Shortly after he started the work, Mr. Denison received $1.5 million, emails show, with instructions to transfer most of it to an account belonging to an associate of Mr. Yuma’s. The transaction drew scrutiny from the bank — and alarm bells went off for Mr. Denison, who said he was concerned that he might be unknowingly participating in a money-laundering scheme.

Mr. Denison hired a lawyer, quit the job and ultimately returned all the funds.

“He’s a huge crook,” Mr. Denison said.

Mr. Yuma did not respond to a question on the matter.

President Tshisekedi and Mr. Yuma walked near a large terraced canyon at one of Glencore’s cobalt mines in the Copperbelt, a region so defined by mining that roadside markets sell steel-toed boots and hard hats alongside fresh eggs and spears of okra.

The outing in May was awkward for these two political rivals.

Mr.

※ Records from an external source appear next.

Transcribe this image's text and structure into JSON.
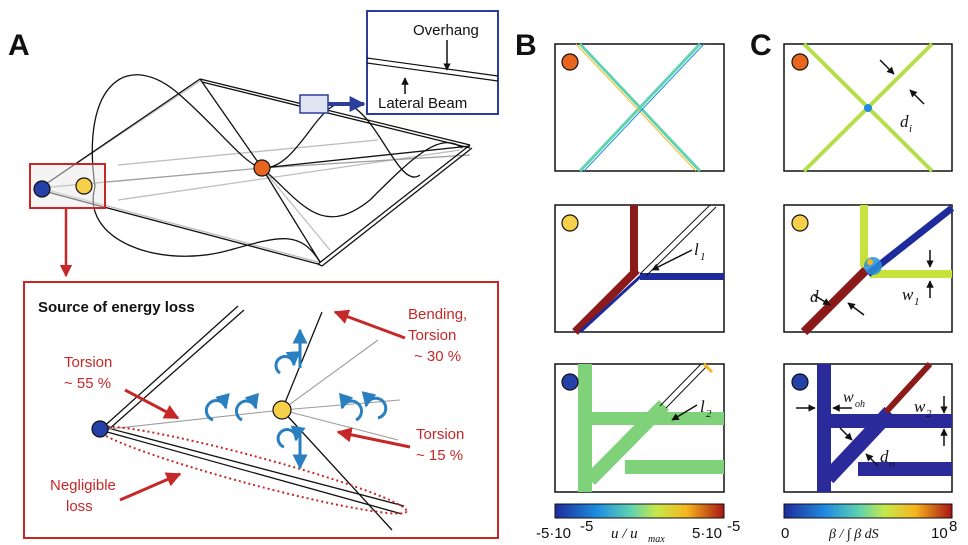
{
  "panels": {
    "a": "A",
    "b": "B",
    "c": "C"
  },
  "inset": {
    "overhang": "Overhang",
    "lateral_beam": "Lateral Beam"
  },
  "energy_box": {
    "title": "Source of energy loss",
    "torsion_55_l1": "Torsion",
    "torsion_55_l2": "~ 55 %",
    "bending_l1": "Bending,",
    "bending_l2": "Torsion",
    "bending_l3": "~ 30 %",
    "torsion_15_l1": "Torsion",
    "torsion_15_l2": "~ 15 %",
    "negligible_l1": "Negligible",
    "negligible_l2": "loss"
  },
  "annotations": {
    "l1": "l",
    "l1_sub": "1",
    "l2": "l",
    "l2_sub": "2",
    "di": "d",
    "di_sub": "i",
    "d": "d",
    "w1": "w",
    "w1_sub": "1",
    "woh": "w",
    "woh_sub": "oh",
    "w2": "w",
    "w2_sub": "2",
    "do": "d",
    "do_sub": "o"
  },
  "colorbar_b": {
    "min": "-5·10",
    "min_exp": "-5",
    "max": "5·10",
    "max_exp": "-5",
    "label": "u / u",
    "label_sub": "max"
  },
  "colorbar_c": {
    "min": "0",
    "max": "10",
    "max_exp": "8",
    "label": "β / ∫ β dS"
  },
  "colors": {
    "red": "#c62828",
    "blue_frame": "#2c3e9c",
    "marker_orange": "#e8651e",
    "marker_yellow": "#f7d04b",
    "marker_blue": "#2540a8",
    "arrow_blue": "#2a7fc1"
  }
}
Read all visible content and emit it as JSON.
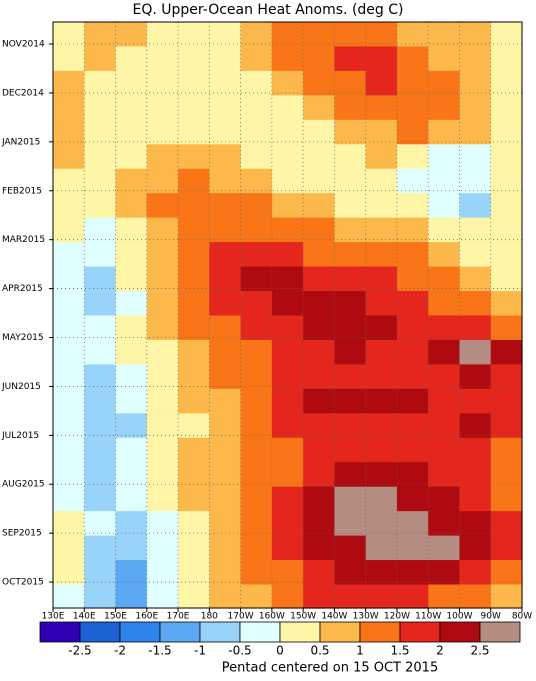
{
  "chart_data": {
    "type": "heatmap",
    "title": "EQ. Upper-Ocean Heat Anoms. (deg C)",
    "x_label": "Pentad centered on 15 OCT 2015",
    "x": [
      135,
      145,
      155,
      165,
      175,
      185,
      195,
      205,
      215,
      225,
      235,
      245,
      255,
      265,
      275
    ],
    "y": [
      -0.2,
      0.3,
      0.8,
      1.3,
      1.8,
      2.3,
      2.8,
      3.3,
      3.8,
      4.3,
      4.8,
      5.3,
      5.8,
      6.3,
      6.8,
      7.3,
      7.8,
      8.3,
      8.8,
      9.3,
      9.8,
      10.3,
      10.8,
      11.3
    ],
    "xlim": [
      130,
      280
    ],
    "ylim": [
      -0.45,
      11.53
    ],
    "xticks": [
      {
        "value": 130,
        "label": "130E"
      },
      {
        "value": 140,
        "label": "140E"
      },
      {
        "value": 150,
        "label": "150E"
      },
      {
        "value": 160,
        "label": "160E"
      },
      {
        "value": 170,
        "label": "170E"
      },
      180,
      {
        "value": 190,
        "label": "170W"
      },
      {
        "value": 200,
        "label": "160W"
      },
      {
        "value": 210,
        "label": "150W"
      },
      {
        "value": 220,
        "label": "140W"
      },
      {
        "value": 230,
        "label": "130W"
      },
      {
        "value": 240,
        "label": "120W"
      },
      {
        "value": 250,
        "label": "110W"
      },
      {
        "value": 260,
        "label": "100W"
      },
      {
        "value": 270,
        "label": "90W"
      },
      {
        "value": 280,
        "label": "80W"
      }
    ],
    "yticks": [
      {
        "value": 0,
        "label": "NOV2014"
      },
      {
        "value": 1,
        "label": "DEC2014"
      },
      {
        "value": 2,
        "label": "JAN2015"
      },
      {
        "value": 3,
        "label": "FEB2015"
      },
      {
        "value": 4,
        "label": "MAR2015"
      },
      {
        "value": 5,
        "label": "APR2015"
      },
      {
        "value": 6,
        "label": "MAY2015"
      },
      {
        "value": 7,
        "label": "JUN2015"
      },
      {
        "value": 8,
        "label": "JUL2015"
      },
      {
        "value": 9,
        "label": "AUG2015"
      },
      {
        "value": 10,
        "label": "SEP2015"
      },
      {
        "value": 11,
        "label": "OCT2015"
      }
    ],
    "grid": true,
    "z": [
      [
        0.2,
        0.7,
        0.7,
        0.2,
        0.2,
        0.2,
        0.7,
        1.2,
        1.2,
        1.2,
        1.2,
        0.7,
        0.7,
        0.7,
        0.2
      ],
      [
        0.2,
        0.7,
        0.2,
        0.2,
        0.2,
        0.2,
        0.7,
        1.2,
        1.2,
        1.7,
        1.7,
        1.2,
        0.7,
        0.7,
        0.2
      ],
      [
        0.7,
        0.2,
        0.2,
        0.2,
        0.2,
        0.2,
        0.2,
        0.7,
        1.2,
        1.2,
        1.7,
        1.2,
        1.2,
        0.7,
        0.2
      ],
      [
        0.7,
        0.2,
        0.2,
        0.2,
        0.2,
        0.2,
        0.2,
        0.2,
        0.7,
        1.2,
        1.2,
        1.2,
        1.2,
        0.7,
        0.2
      ],
      [
        0.7,
        0.2,
        0.2,
        0.2,
        0.2,
        0.2,
        0.2,
        0.2,
        0.2,
        0.7,
        0.7,
        1.2,
        0.7,
        0.7,
        0.2
      ],
      [
        0.7,
        0.2,
        0.2,
        0.7,
        0.7,
        0.7,
        0.2,
        0.2,
        0.2,
        0.2,
        0.7,
        0.2,
        -0.2,
        -0.2,
        0.2
      ],
      [
        0.2,
        0.2,
        0.7,
        0.7,
        1.2,
        0.7,
        0.7,
        0.2,
        0.2,
        0.2,
        0.2,
        -0.2,
        -0.2,
        -0.2,
        0.2
      ],
      [
        0.2,
        0.2,
        0.7,
        1.2,
        1.2,
        1.2,
        1.2,
        0.7,
        0.7,
        0.2,
        0.2,
        0.2,
        -0.2,
        -0.7,
        0.2
      ],
      [
        0.2,
        -0.2,
        0.2,
        0.7,
        1.2,
        1.2,
        1.2,
        1.2,
        1.2,
        0.7,
        0.7,
        0.7,
        0.2,
        0.2,
        0.2
      ],
      [
        -0.2,
        -0.2,
        0.2,
        0.7,
        1.2,
        1.7,
        1.7,
        1.7,
        1.2,
        1.2,
        1.2,
        1.2,
        0.7,
        0.2,
        0.2
      ],
      [
        -0.2,
        -0.7,
        0.2,
        0.7,
        1.2,
        1.7,
        2.2,
        2.2,
        1.7,
        1.7,
        1.7,
        1.2,
        1.2,
        0.7,
        0.2
      ],
      [
        -0.2,
        -0.7,
        -0.2,
        0.7,
        1.2,
        1.7,
        1.7,
        2.2,
        2.2,
        2.2,
        1.7,
        1.7,
        1.2,
        1.2,
        0.7
      ],
      [
        -0.2,
        -0.2,
        0.2,
        0.7,
        1.2,
        1.2,
        1.7,
        1.7,
        2.2,
        2.2,
        2.2,
        1.7,
        1.7,
        1.7,
        1.2
      ],
      [
        -0.2,
        -0.2,
        0.2,
        0.2,
        0.7,
        1.2,
        1.2,
        1.7,
        1.7,
        2.2,
        1.7,
        1.7,
        2.2,
        2.7,
        2.2
      ],
      [
        -0.2,
        -0.7,
        -0.2,
        0.2,
        0.7,
        1.2,
        1.2,
        1.7,
        1.7,
        1.7,
        1.7,
        1.7,
        1.7,
        2.2,
        1.7
      ],
      [
        -0.2,
        -0.7,
        -0.2,
        0.2,
        0.7,
        0.7,
        1.2,
        1.7,
        2.2,
        2.2,
        2.2,
        2.2,
        1.7,
        1.7,
        1.7
      ],
      [
        -0.2,
        -0.7,
        -0.7,
        0.2,
        0.2,
        0.7,
        1.2,
        1.7,
        1.7,
        1.7,
        1.7,
        1.7,
        1.7,
        2.2,
        1.7
      ],
      [
        -0.2,
        -0.7,
        -0.2,
        0.2,
        0.7,
        0.7,
        1.2,
        1.2,
        1.7,
        1.7,
        1.7,
        1.7,
        1.7,
        1.7,
        1.2
      ],
      [
        -0.2,
        -0.7,
        -0.2,
        0.2,
        0.7,
        0.7,
        1.2,
        1.2,
        1.7,
        2.2,
        2.2,
        2.2,
        1.7,
        1.7,
        1.2
      ],
      [
        -0.2,
        -0.7,
        -0.2,
        0.2,
        0.7,
        0.7,
        1.2,
        1.7,
        2.2,
        2.7,
        2.7,
        2.2,
        2.2,
        1.7,
        1.2
      ],
      [
        0.2,
        -0.2,
        -0.7,
        -0.2,
        0.2,
        0.7,
        1.2,
        1.7,
        2.2,
        2.7,
        2.7,
        2.7,
        2.2,
        2.2,
        1.7
      ],
      [
        0.2,
        -0.7,
        -0.7,
        -0.2,
        0.2,
        0.7,
        1.2,
        1.7,
        2.2,
        2.2,
        2.7,
        2.7,
        2.7,
        2.2,
        1.7
      ],
      [
        0.2,
        -0.7,
        -1.2,
        -0.2,
        0.2,
        0.7,
        1.2,
        1.2,
        1.7,
        2.2,
        2.2,
        2.2,
        2.2,
        1.7,
        1.2
      ],
      [
        -0.2,
        -0.7,
        -1.2,
        -0.2,
        0.2,
        0.7,
        0.7,
        1.2,
        1.7,
        1.7,
        1.7,
        1.7,
        1.2,
        1.2,
        0.7
      ]
    ],
    "colorbar": {
      "levels": [
        -2.5,
        -2,
        -1.5,
        -1,
        -0.5,
        0,
        0.5,
        1,
        1.5,
        2,
        2.5
      ],
      "colors": [
        "#2e00b4",
        "#1c62d4",
        "#2f86ea",
        "#5ca8f2",
        "#98d4fa",
        "#e0ffff",
        "#fff5a6",
        "#fcb84a",
        "#fa7518",
        "#e4261c",
        "#ae0a10",
        "#b48c82"
      ]
    }
  }
}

Tshisekedi, a longtime opposition member who took office in early 2019 in a disputed election, has been fully embraced by the Biden administration, which sees him as an ally in battling global warming. He is chairman of the African Union and has repeatedly appeared with Mr. Biden at international events, including a meeting in Rome last month and then again a few days later in Glasgow at the global climate conference.

Back home, Mr. Tshisekedi has announced that he intends to make Congo “the world capital for strategic minerals.” But some Congolese and American officials think that in order for that to happen, Mr. Yuma needs to be ousted.

“We have continuously tried to apply pressure” to have Mr. Yuma removed, said one State Department official. Yet Mr. Yuma “retains considerable influence,” the official said, baffling the State Department.

Meanwhile, Mr. Yuma is carrying on as usual, trailed by an entourage of aides who address him as President Yuma, as he is known throughout much of Congo for his business leadership. It is also a nod to his power base and ambitions.

He talks of installing seven new floors and a helipad at his office building in downtown Kinshasa. He even had one of his lobbyists track down Mr. Tshisekedi in September in New York, during the United Nations General Assembly meeting, to press him to stand by Mr. Yuma.

In Congo, Mr. Yuma also embarked on a nationwide tour this year that looked a lot like a campaign for public office. He set out to visit every province, strategically making his first stop in Mr. Tshisekedi’s hometown, where he met with a group of struggling pineapple juice sellers.

Before leaving, he handed the group $5,000 in cash to jump-start their business.

“Just to show them that I’m supportive,” he explained in an interview.

Like the president, Mr. Yuma is hoping to get credit for attracting more U.S. investors, convinced that his reform efforts will turn the tide.

“I’m a friend of America,” he said in the interview. “I always work in good will to protect and to help the U.S. invest in D.R.C. And I told you, I love America. My children were at university there. One of these days, people will understand I’m a real good friend of America and I will continue to help.”

If his success depends on transforming the mining sector, the task will be formidable.

All day long on a main highway that runs through dozens of industrial mines, trucks groan with loads of copper and tubs of chemicals used to extract metals from ore.

But snaking between them is motorcycle after motorcycle, with one man driving and one sitting backward, acting as a lookout, atop huge bags of stolen cobalt.

Dionne Searcey reported from Kasulo, and Eric Lipton from Washington. Michael Forsythe contributed reporting from New York.